Deirdre never parked her car. She just abandoned it. If she met a friend while driving she would stop to talk and the locals knew they would simply need to wait until she moved on. She was a colourful character at a time when there were many and she was deeply respected as Coromandel’s only doctor. Dierdre was also a very religious person and in her later years she devoted much of her time to sculpting terracotta tiles depicting biblical subjects.
Deirdre Airey was born in Christchurch on 9 December 1926, the only daughter of Bill and Isabel Airey. She was educated at Epsom Girl’s Grammar School and Otago University, graduating MB ChB in 1951.
Following a year as House Surgeon at Auckland, Deirdre went to Britain for further experience, travelling as ship’s surgeon on a cargo vessel. In Britain, she spent approximately two years each in hospitals at Newcastle and Durham, and at Great Ormond Street, London. She spent holidays with friends at Oxford, and there she converted to Catholicism, which was to have a profound effect on the remainder of her life. Travelling in Italy kindled in her a lifelong interest in the visual arts.
Returning to New Zealand in 1960, again travelling as ship’s surgeon, Deirdre was appointed to the position of part-time Medical Superintendent of Coromandel Hospital with the right of private practice. For this job she had to obtain her driving licence and her first car. She was for many years the sole practitioner in general practice at Coromandel, and, when the GP at Whitianga was absent, had to cover the entire Coromandel Peninsula north of Thames. The roads were rough, narrow and winding, and she would need to not only make home visits to remote farms and islands but also to deal with emergencies at any hour. She had a special commitment to the poor and was awarded the QSM.
Deirdre had a keen interest in gardening and was very supportive of moves to preserve the natural environment. She was interested in spinning and weaving and had a great love of reading. She established with others a Shakespeare reading group which met regularly.
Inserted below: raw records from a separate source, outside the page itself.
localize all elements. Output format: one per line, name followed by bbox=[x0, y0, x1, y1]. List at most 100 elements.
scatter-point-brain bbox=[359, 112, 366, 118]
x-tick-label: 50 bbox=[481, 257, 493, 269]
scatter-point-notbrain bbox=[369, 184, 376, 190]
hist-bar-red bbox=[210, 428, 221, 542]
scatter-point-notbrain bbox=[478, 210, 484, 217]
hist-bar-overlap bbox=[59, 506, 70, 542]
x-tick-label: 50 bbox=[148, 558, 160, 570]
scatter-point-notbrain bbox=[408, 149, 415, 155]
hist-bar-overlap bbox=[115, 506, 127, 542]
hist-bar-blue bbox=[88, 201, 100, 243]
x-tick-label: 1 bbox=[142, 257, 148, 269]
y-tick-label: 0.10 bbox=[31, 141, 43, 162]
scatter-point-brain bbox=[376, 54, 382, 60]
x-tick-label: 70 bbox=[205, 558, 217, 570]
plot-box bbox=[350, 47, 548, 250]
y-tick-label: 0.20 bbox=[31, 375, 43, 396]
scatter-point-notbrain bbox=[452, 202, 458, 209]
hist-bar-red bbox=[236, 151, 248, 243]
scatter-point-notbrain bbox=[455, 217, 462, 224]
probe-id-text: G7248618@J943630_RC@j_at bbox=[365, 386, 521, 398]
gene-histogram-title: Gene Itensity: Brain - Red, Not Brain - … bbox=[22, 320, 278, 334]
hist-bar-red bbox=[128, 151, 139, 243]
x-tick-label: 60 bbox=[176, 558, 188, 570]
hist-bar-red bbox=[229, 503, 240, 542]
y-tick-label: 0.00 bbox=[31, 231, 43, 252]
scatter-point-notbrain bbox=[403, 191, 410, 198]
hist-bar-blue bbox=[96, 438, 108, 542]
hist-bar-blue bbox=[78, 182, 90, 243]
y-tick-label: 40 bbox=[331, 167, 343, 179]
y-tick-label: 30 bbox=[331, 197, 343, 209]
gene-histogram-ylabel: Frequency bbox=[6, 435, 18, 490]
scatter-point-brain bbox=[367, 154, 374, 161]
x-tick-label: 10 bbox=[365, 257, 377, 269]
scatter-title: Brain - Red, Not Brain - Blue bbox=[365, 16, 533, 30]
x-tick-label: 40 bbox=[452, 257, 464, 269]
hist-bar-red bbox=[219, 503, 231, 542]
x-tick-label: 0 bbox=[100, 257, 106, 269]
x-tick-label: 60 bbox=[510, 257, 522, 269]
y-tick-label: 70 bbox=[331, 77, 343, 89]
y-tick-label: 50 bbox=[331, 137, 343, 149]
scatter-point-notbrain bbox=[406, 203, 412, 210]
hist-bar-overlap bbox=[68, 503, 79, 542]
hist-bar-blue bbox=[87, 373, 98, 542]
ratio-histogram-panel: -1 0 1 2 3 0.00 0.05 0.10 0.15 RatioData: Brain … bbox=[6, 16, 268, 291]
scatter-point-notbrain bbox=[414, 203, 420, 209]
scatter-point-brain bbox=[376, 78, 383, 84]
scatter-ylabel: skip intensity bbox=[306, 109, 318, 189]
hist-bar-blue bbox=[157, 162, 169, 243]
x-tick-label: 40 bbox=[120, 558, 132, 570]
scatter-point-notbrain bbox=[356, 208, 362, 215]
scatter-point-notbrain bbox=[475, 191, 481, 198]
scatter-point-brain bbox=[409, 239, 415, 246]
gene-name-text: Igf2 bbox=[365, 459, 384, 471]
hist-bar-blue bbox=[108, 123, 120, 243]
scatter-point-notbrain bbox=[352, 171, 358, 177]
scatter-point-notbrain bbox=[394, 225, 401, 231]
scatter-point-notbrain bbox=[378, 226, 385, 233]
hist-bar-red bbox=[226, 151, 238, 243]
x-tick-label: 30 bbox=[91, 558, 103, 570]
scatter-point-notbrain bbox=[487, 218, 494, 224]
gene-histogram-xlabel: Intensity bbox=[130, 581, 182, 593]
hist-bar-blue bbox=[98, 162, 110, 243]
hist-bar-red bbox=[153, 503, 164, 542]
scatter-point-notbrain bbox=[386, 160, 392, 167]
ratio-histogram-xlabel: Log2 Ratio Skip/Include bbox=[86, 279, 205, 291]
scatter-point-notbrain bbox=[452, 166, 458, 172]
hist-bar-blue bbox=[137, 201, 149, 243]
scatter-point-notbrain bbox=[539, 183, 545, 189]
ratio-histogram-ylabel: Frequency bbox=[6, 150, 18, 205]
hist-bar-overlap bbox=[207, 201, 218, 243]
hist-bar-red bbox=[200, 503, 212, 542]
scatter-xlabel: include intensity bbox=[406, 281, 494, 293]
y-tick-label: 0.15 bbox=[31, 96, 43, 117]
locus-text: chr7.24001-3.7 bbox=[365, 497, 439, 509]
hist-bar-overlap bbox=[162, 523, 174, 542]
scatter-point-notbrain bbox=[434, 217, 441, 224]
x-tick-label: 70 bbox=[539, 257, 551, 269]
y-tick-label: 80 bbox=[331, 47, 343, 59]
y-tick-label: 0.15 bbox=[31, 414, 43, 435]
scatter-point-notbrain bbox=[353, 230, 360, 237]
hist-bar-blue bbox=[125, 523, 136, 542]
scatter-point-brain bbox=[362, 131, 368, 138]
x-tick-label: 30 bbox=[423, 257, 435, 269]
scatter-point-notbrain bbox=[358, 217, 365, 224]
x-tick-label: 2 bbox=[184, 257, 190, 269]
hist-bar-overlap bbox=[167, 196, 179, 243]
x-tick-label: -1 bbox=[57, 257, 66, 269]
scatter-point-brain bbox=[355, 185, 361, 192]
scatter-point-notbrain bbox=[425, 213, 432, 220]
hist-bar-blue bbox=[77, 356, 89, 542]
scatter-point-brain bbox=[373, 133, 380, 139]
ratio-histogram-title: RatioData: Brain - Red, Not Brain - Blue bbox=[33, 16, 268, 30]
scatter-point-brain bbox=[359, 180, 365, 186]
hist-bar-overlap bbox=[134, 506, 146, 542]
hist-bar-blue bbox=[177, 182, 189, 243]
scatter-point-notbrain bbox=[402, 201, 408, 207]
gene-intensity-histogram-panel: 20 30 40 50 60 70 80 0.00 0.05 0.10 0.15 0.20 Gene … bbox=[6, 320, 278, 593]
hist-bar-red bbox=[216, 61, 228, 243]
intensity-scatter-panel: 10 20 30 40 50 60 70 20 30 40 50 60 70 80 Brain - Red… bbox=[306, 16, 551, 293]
She wrote articles for newspapers on religious topics, stories, and at the time of her death was busy with an autobiography. However you needed the skill of a pharmacist to read her writing.
Her pottery was fired at Driving Creek with the assistance of Barry Brickell and Wailin Elliott.
Shortly after her retirement from general practice in 1987, Deirdre developed rheumatoid arthritis which rapidly progressed until she was unable to walk. Despite the devastating effect this disease had on her hands, and the fact that for the last 3 years of her life she was confined to a wheelchair, she continued working her clay tiles, and with the assistance of home help was able to remain in her own home.
Deirdre Airey died at Coromandel on 16 August 2002.